Creating DOM elements on the fly - check if the data is not harmful

Question

I already posted a question closely related to the this one. I watched the Mix10 video with P. Haacked and S. Hanselman.

I am building an AJAX-powered site whose input forms are created on the fly.

All the code to accomplish this is done within a script tag or a javascript file. For example the following DOM elements are created when the page loads and are wrapped into an existing div defined in a view:

$('#myform').append('); $('#myform').append('');

When I click the submit button I need to get the values of the input form whose id is 'Name': $("#Name").val() and then I return a Json object: { Name: name };

For this kind of scenario there is no way to use Html.Encode() or AntiXss.HtmlEncode() on the client-side. The only way to check if the input is not harmful is done on the server-side (via a service layer).

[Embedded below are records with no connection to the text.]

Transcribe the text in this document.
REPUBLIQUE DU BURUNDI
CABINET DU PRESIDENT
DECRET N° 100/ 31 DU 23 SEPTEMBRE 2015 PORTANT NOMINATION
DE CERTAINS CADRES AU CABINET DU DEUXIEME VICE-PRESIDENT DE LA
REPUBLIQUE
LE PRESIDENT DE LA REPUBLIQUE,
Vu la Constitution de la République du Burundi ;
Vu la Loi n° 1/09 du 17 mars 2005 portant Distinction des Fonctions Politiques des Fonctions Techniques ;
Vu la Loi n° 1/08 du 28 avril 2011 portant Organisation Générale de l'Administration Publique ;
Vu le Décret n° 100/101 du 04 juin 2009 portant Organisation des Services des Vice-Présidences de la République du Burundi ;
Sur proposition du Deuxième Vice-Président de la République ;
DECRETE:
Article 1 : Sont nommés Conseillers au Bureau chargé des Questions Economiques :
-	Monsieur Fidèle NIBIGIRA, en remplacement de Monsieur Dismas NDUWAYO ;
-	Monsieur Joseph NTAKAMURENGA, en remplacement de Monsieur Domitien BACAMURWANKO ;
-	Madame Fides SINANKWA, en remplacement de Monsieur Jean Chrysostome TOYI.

This seems a limitation. All is fine if and only if a view has a set of predefined inputs. When it is time to create them on the fly, the situation is different.

Have you thought of that situation guys?

Thanks for the attention you have put on this.

Roland Brussels, Belgium

Answer 1

I'm not sure I fully understand your question, but must point out that client side checks for input harmfulness are worthless anyway - anyone wanting to submit a harmful input will just remove the safety checks. This is probably why there is no client side API to check for them.

As such, why bother with them client side, as you will have to re perform them on the server side? About the only useful nature of the client side check is to warn a user, pre submission, that they are accidentally including harmful code. Is this really something that happens regularly with your users?